A week ago, DeHart joined Nascimento in opposing the staff’s bidding document, but they were outvoted by Bublak, Soiseth and Councilman Matthew Jacob despite four hours of strident pleas from supporters of the nonprofit group.

Jacob represents District 1, Turlock’s southeast quadrant.

DeHart said Bublak’s residency has not been “a conscious thought” for him. “Politics is politics,” he said. “Those things do happen. You’re here one day and gone the next. The fortunes of politics do take strange turns; her moving into another district is a turn.”

DeHart and Soiseth declined to say which District 4 candidate they might support.

“They’re both dedicated council members,” the mayor said. “It’s too early to weigh in.”

Jaime Franco throws hat in ring

Franco filed campaign intent forms in September to run in District 2, which includes everything west of Golden State Boulevard and south of Fulkerth Road.

“It’s a rough part of town,” Franco said of the area he’s called home for some 40 years. City Hall seems to funnel services such as road upgrades to newer parts of town, neglecting the southwest quadrant, he said; the change to district elections was enacted in part to boost poorer neighborhoods by helping minority candidates.

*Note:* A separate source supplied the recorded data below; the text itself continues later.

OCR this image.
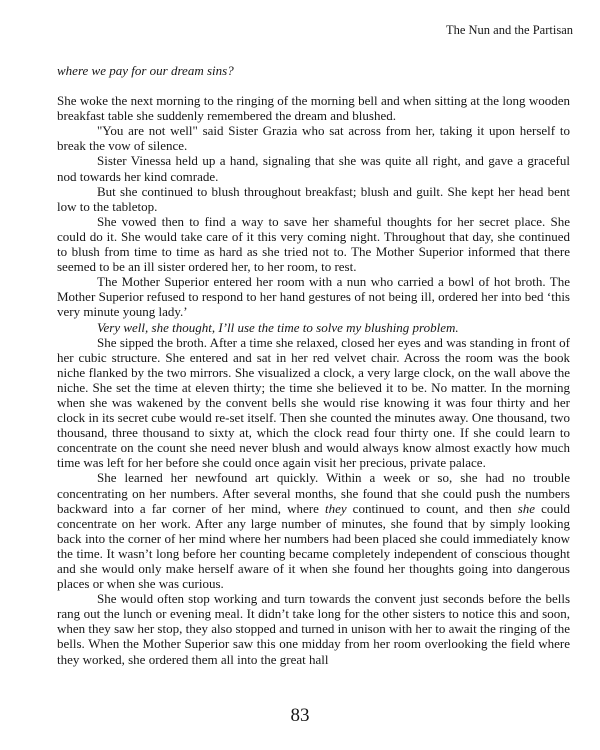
The Nun and the Partisan

where we pay for our dream sins?

She woke the next morning to the ringing of the morning bell and when sitting at the long wooden breakfast table she suddenly remembered the dream and blushed.

"You are not well" said Sister Grazia who sat across from her, taking it upon herself to break the vow of silence.

Sister Vinessa held up a hand, signaling that she was quite all right, and gave a graceful nod towards her kind comrade.

But she continued to blush throughout breakfast; blush and guilt. She kept her head bent low to the tabletop.

She vowed then to find a way to save her shameful thoughts for her secret place. She could do it. She would take care of it this very coming night. Throughout that day, she continued to blush from time to time as hard as she tried not to. The Mother Superior informed that there seemed to be an ill sister ordered her, to her room, to rest.

The Mother Superior entered her room with a nun who carried a bowl of hot broth. The Mother Superior refused to respond to her hand gestures of not being ill, ordered her into bed ‘this very minute young lady.’

Very well, she thought, I’ll use the time to solve my blushing problem.

She sipped the broth. After a time she relaxed, closed her eyes and was standing in front of her cubic structure. She entered and sat in her red velvet chair. Across the room was the book niche flanked by the two mirrors. She visualized a clock, a very large clock, on the wall above the niche. She set the time at eleven thirty; the time she believed it to be. No matter. In the morning when she was wakened by the convent bells she would rise knowing it was four thirty and her clock in its secret cube would re-set itself. Then she counted the minutes away. One thousand, two thousand, three thousand to sixty at, which the clock read four thirty one. If she could learn to concentrate on the count she need never blush and would always know almost exactly how much time was left for her before she could once again visit her precious, private palace.

She learned her newfound art quickly. Within a week or so, she had no trouble concentrating on her numbers. After several months, she found that she could push the numbers backward into a far corner of her mind, where they continued to count, and then she could concentrate on her work. After any large number of minutes, she found that by simply looking back into the corner of her mind where her numbers had been placed she could immediately know the time. It wasn’t long before her counting became completely independent of conscious thought and she would only make herself aware of it when she found her thoughts going into dangerous places or when she was curious.

She would often stop working and turn towards the convent just seconds before the bells rang out the lunch or evening meal. It didn’t take long for the other sisters to notice this and soon, when they saw her stop, they also stopped and turned in unison with her to await the ringing of the bells. When the Mother Superior saw this one midday from her room overlooking the field where they worked, she ordered them all into the great hall

83
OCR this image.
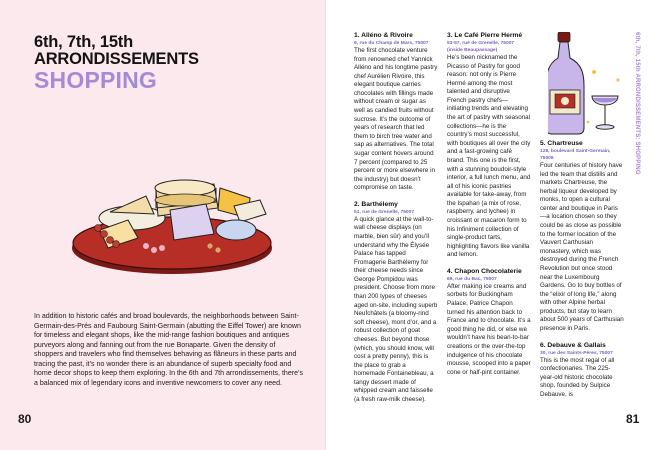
6th, 7th, 15th
ARRONDISSEMENTS
SHOPPING
In addition to historic cafés and broad boulevards, the neighborhoods between Saint-Germain-des-Prés and Faubourg Saint-Germain (abutting the Eiffel Tower) are known for timeless and elegant shops, like the mid-range fashion boutiques and antiques purveyors along and fanning out from the rue Bonaparte. Given the density of shoppers and travelers who find themselves behaving as flâneurs in these parts and tracing the past, it’s no wonder there is an abundance of superb specialty food and home decor shops to keep them exploring. In the 6th and 7th arrondissements, there’s a balanced mix of legendary icons and inventive newcomers to cover any need.
80
1. Alléno & Rivoire
9, rue du Champ de Mars, 75007

The first chocolate venture from renowned chef Yannick Alléno and his longtime pastry chef Aurélien Rivoire, this elegant boutique carries chocolates with fillings made without cream or sugar as well as candied fruits without sucrose. It’s the outcome of years of research that led them to birch tree water and sap as alternatives. The total sugar content hovers around 7 percent (compared to 25 percent or more elsewhere in the industry) but doesn’t compromise on taste.

2. Barthélemy
51, rue de Grenelle, 75007

A quick glance at the wall-to-wall cheese displays (on marble, bien sûr) and you’ll understand why the Élysée Palace has tapped Fromagerie Barthélemy for their cheese needs since George Pompidou was president. Choose from more than 200 types of cheeses aged on-site, including superb Neufchâtels (a bloomy-rind soft cheese), mont d’or, and a robust collection of goat cheeses. But beyond those (which, you should know, will cost a pretty penny), this is the place to grab a homemade Fontainebleau, a tangy dessert made of whipped cream and faisselle (a fresh raw-milk cheese).

3. Le Café Pierre Hermé
53-57, rue de Grenelle, 75007 (inside Beaupassage)

He’s been nicknamed the Picasso of Pastry for good reason: not only is Pierre Hermé among the most talented and disruptive French pastry chefs—initiating trends and elevating the art of pastry with seasonal collections—he is the country’s most successful, with boutiques all over the city and a fast-growing café brand. This one is the first, with a stunning boudoir-style interior, a full lunch menu, and all of his iconic pastries available for take-away, from the Ispahan (a mix of rose, raspberry, and lychee) in croissant or macaron form to his Infiniment collection of single-product tarts, highlighting flavors like vanilla and lemon.

4. Chapon Chocolaterie
69, rue du Bac, 75007

After making ice creams and sorbets for Buckingham Palace, Patrice Chapon turned his attention back to France and to chocolate. It’s a good thing he did, or else we wouldn’t have his bean-to-bar creations or the over-the-top indulgence of his chocolate mousse, scooped into a paper cone or half-pint container.

5. Chartreuse
128, boulevard Saint-Germain, 75006

Four centuries of history have led the team that distills and markets Chartreuse, the herbal liqueur developed by monks, to open a cultural center and boutique in Paris—a location chosen so they could be as close as possible to the former location of the Vauvert Carthusian monastery, which was destroyed during the French Revolution but once stood near the Luxembourg Gardens. Go to buy bottles of the “elixir of long life,” along with other Alpine herbal products, but stay to learn about 500 years of Carthusian presence in Paris.

6. Debauve & Gallais
30, rue des Saints-Pères, 75007

This is the most regal of all confectionaries. The 225-year-old historic chocolate shop, founded by Sulpice Debauve, is

6th, 7th, 15th ARRONDISSEMENTS: SHOPPING
81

“I know the issues and problems,” Franco said. “I know everything that goes on here, and everyone pretty much knows me and my family. Hopefully we can join forces for the benefit of us all and clean up this side of town.”

Franco, who is single, was born in Mexico and came to the United States as a youth with a family of farmworkers.

He attended Turlock High School and Modesto Junior College and earned a political science degree in the 1990s at California State University, Stanislaus, where he advocated for student issues. Franco’s activism includes decades of volunteer Spanish interpreting for people involved in the courts, immigration and Catholic Charities. He has sold cars in Modesto and Turlock and works for a used car dealership in Merced.

Franco envisions a west Turlock community center where people might get help with job searching, tutoring and health care.

Meanwhile, Nascimento said he’ll take another run at a “Time Is Now, Clean Up Politics” ordinance – after the dust settles from the coming battle over management of the Turlock farmers market.

I am planning on bringing the Tin Cup ordinance back. I think the farmers market issue has highlighted the need. But I don’t want (the ordinance) to distract us from the issue at hand.

Steven Nascimento, councilman, Turlock

Not long before Soiseth’s election in 2014, Nascimento proposed that the council refrain from voting on matters that could benefit donors of $2,000 or more over the previous three years. The idea was similar to Modesto’s Tin Cup ordinance, which has a $3,000 cap on donations over four years.

Campaign money limits urged

Some disagreed. A compromise features candidates’ campaign finance forms posted on the city’s website, but doesn’t address leaders voting on issues affecting major donors.

Nascimento wrote in a recent Facebook post, “If we cannot rely on the discretion of our elected officials to do the right thing, we must have clear rules to hold them accountable.”

In two years, Soiseth accepted $14,400 from Cipponeri and his extended family, the majority ($12,000) from companies of his father-in-law, Matt Swanson. He also gave $4,300 to Bublak from 2011 to 2014; $3,000 to DeHart since 2010; $2,000 to Jacob in October; and $1,000 to Nascimento in 2012.

$14,400 Political contributions to Mayor Gary Soiseth from Peter Cipponeri and entities associated with his extended family

$10,300 Political contributions from Matt Swanson’s companies, Associated Feed and Prospector LLC, spread among the four other council members

Swanson contributed $52,300 to various campaigns in 2014 alone, including $25,000 to the California Republican Party, according to the secretary of state’s office.

Brad Bates, who served as Turlock mayor for eight years in the 1980s, urged Soiseth to recuse himself from weighing farmers market issues, but city attorney Phaedra Norton said no council member had a conflict of interest.

Cipponeri, the Turlock Certified Farmers Market board and any other bidder have until March 8 to apply, followed by council selection on March 15.